Review by Dave Karp
“Yes, she thinks, this is probably how it must feel to be a ghost. It’s a little like reading, isn’t it-that same sensation of knowing people, settings, situations, without playing any particular part beyond that of the willing observer.”
This is probably one of the most haunting lines that stuck with me from Michael Cunningham’s fantastic novel, The Hours. A friend/mentor of mine let me borrow the book, knowing that I so much loved Virginia Woolf’s novel, Orlando: A Biography, which made me fall in love with Woolf. And, after reading The Hours, I can tell you this: This is one of the most haunting books I have yet to read, but in a unique way that maybe Mrs. Dalloway did for her generation, though I have yet to read the famous Woolf novel yet. The novel has been made into a movie as well, directed by Stephen Daldry and starring Nicole Kidman, Julianne Moore, and Meryl Streep as the leading ladies (and, may I add, a haunting score by Philip Glass). I recommend the movie, as it was a very good adaptation of the book and brought the haunting atmosphere the novel did to the screen, and stayed true to most of the book. But, back to the novel!
Cunningham takes the day in the life of three different women in three different time periods. There is Virginia Woolf herself in the early 1920’s in a suburb in London. Then, there is Laura Brown in 1950’s suburban Los Angeles. Last, but not least, is Clarissa Vaughan in New York City, 2001. Woolf is beginning to write Mrs. Dalloway, Laura deal with the disenchantment of suburban life with her husband, son, and another child on the way, and Clarissa is trying to get a party put together for a very dear friend and poet. We are thrown into the lives of these characters as well as their ghosts and troubles, and at the end of the novel, we find how all three of these stories and these lives come chillingly together.
This is a novel rich with not only story, but description. We look at the world these characters are living in almost poetically, and it works. Of course, there is dialogue, but the imagery that Cunningham gets on the page is very rich and he makes you see everything clearly as you are brought into the lives and environments of these characters. It’s some of the strongest description I have read in a while, and it really brings a whole other layer to the story, one that really makes you feel as if you are an “observer” or a “ghost”.
The story is one that you become quite curious and enriched in, and is very well written. The thoughts of these characters come out on the page amazingly as well, which makes us feel for them even more, and we understand their struggles all the more. The three women are haunted by many things, and we see that clearly, almost as if in some way it mirrors the lives you and I are living, and questioning how much happens within a day of the lives of everyone.

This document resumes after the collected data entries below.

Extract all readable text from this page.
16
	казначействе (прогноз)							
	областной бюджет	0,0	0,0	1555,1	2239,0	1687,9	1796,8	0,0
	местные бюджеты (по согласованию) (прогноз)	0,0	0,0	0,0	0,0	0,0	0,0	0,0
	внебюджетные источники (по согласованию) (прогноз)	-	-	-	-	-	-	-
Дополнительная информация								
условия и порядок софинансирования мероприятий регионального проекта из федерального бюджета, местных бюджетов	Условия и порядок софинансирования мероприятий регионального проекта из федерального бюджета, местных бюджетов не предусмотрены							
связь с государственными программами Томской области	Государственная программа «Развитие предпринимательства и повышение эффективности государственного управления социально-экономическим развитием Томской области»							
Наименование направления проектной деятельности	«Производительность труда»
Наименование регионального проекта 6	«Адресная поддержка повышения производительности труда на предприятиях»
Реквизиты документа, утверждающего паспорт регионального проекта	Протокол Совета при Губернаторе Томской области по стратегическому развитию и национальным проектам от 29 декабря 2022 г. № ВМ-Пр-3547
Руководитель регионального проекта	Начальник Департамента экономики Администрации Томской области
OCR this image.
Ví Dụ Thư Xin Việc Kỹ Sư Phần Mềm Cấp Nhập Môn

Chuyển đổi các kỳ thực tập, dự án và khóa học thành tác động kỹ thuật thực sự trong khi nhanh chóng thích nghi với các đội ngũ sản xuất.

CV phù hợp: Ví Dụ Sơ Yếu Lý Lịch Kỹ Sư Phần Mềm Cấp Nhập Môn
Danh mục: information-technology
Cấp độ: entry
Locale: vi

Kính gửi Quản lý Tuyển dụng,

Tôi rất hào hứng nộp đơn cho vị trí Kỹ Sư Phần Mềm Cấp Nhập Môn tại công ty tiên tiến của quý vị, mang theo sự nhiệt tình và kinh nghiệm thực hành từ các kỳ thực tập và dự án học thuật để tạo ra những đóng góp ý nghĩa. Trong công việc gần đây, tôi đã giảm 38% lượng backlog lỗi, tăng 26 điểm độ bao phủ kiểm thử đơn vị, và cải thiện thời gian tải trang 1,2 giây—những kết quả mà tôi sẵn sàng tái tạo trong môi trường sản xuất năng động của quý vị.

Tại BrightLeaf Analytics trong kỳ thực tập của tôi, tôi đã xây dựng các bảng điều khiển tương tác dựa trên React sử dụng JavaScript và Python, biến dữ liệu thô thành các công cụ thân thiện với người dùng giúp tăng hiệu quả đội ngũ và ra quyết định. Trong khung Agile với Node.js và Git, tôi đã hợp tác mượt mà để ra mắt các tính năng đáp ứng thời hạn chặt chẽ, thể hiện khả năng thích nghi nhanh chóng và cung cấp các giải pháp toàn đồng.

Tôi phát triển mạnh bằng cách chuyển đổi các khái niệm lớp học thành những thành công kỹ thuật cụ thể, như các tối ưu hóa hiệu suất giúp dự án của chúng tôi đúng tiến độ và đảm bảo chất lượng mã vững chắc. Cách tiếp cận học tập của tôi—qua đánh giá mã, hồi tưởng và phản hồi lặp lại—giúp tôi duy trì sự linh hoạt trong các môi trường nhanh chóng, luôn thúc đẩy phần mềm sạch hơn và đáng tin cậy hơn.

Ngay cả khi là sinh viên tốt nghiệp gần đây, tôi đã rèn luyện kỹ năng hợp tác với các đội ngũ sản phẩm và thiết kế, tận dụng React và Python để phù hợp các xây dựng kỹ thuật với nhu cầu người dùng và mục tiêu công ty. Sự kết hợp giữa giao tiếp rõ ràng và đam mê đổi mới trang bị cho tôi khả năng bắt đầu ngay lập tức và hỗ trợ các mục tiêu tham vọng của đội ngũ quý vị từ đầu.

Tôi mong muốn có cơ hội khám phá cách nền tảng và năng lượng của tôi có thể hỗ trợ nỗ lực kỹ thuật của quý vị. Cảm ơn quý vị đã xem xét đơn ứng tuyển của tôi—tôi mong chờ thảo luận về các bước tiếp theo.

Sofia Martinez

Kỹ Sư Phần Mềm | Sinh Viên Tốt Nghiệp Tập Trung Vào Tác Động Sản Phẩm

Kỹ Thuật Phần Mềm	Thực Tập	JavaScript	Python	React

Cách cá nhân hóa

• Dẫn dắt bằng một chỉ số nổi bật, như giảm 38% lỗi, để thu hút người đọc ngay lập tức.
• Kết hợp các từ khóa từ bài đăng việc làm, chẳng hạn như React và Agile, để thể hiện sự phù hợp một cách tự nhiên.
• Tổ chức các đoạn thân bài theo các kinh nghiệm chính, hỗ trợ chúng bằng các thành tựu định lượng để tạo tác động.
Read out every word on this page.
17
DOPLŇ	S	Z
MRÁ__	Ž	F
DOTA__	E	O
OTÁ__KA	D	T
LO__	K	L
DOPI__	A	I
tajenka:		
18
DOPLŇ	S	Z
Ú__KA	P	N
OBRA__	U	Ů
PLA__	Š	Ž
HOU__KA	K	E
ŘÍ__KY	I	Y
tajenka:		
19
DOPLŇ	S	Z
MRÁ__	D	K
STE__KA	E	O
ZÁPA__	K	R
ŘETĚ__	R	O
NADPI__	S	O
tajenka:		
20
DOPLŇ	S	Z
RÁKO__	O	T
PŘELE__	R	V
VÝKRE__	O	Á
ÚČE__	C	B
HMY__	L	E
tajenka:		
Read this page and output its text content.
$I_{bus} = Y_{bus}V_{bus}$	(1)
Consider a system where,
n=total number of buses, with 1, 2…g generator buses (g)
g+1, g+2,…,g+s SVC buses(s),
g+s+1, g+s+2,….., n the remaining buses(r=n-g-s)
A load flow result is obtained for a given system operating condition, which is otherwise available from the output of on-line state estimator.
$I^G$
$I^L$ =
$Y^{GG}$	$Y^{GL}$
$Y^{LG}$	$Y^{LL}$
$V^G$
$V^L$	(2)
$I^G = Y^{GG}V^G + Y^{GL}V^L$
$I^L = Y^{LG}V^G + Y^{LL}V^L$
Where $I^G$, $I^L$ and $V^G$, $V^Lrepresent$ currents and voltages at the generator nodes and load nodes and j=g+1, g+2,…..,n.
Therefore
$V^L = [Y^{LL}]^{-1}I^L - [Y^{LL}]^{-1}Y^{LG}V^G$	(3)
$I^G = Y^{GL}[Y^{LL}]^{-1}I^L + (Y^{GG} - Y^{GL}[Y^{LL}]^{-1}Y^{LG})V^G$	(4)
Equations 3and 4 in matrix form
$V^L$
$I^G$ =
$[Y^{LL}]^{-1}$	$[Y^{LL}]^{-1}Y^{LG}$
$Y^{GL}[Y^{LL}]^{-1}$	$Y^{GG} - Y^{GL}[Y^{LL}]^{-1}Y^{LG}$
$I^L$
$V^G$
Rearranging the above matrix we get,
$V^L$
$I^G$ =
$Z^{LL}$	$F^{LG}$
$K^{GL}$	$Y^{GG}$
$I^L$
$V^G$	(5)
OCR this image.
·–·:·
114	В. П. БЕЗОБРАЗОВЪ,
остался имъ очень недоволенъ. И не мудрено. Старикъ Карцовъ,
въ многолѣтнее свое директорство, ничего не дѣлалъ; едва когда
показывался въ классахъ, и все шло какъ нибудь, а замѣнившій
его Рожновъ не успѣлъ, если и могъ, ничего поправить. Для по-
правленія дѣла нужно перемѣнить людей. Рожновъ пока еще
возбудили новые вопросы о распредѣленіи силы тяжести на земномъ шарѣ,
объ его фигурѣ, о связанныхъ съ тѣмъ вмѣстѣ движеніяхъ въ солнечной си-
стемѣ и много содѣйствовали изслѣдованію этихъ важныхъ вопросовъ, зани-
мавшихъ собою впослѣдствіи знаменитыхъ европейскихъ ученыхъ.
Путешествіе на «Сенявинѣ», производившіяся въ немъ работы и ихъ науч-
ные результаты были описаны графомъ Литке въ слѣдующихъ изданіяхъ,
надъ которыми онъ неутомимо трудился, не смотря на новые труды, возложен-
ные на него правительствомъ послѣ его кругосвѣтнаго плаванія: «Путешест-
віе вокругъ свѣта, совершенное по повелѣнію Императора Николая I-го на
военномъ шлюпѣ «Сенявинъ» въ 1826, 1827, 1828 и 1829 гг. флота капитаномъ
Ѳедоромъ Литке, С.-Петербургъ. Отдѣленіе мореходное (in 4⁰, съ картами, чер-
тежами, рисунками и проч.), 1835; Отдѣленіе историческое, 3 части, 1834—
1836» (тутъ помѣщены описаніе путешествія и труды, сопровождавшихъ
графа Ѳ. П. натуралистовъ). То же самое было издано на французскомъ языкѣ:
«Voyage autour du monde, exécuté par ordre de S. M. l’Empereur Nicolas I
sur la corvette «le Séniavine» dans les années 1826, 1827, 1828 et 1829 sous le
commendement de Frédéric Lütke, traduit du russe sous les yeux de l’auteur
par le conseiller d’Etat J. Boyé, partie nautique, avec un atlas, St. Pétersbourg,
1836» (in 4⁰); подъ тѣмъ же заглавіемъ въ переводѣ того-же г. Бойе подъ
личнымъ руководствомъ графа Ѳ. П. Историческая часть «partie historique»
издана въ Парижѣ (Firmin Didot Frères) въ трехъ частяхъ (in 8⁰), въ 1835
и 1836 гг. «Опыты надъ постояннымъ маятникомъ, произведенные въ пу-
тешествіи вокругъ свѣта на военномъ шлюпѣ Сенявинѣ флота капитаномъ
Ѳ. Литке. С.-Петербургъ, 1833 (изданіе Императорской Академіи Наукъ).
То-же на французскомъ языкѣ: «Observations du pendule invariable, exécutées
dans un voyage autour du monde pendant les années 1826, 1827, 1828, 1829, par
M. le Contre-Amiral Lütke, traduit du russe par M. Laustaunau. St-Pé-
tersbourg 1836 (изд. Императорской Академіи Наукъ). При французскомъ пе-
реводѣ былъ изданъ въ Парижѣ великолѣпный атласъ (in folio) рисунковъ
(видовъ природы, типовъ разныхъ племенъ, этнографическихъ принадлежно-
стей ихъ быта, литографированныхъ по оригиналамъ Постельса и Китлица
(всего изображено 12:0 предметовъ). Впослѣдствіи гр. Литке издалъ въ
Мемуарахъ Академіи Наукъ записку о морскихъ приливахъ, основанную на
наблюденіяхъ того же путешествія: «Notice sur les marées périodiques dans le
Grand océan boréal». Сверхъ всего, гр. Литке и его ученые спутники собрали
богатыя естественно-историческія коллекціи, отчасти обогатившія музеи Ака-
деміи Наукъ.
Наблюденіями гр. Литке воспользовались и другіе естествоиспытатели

Which brings me to the thing I may have liked about it the most and was one of the most haunting aspects for me: It was an epic about the everyday life. Such as what Woolf did with her novel Mrs. Dalloway, Cunningham brings into his novel and adds his own flair to it. He brings out the power and the epicness of everyday thought, worries, and questions. With the question the three main characters have, you can’t help think about your own life and your own time you are occupying. The book gets even philosophical about living day after day, and why life is, in a way, both tragic and beautiful. But we are left with remembering that we have many days, many hours, and we should always remember that there are good things and bad, luck and bad luck, but that also, strangely, life is a beautiful thing and the only real enemy is time.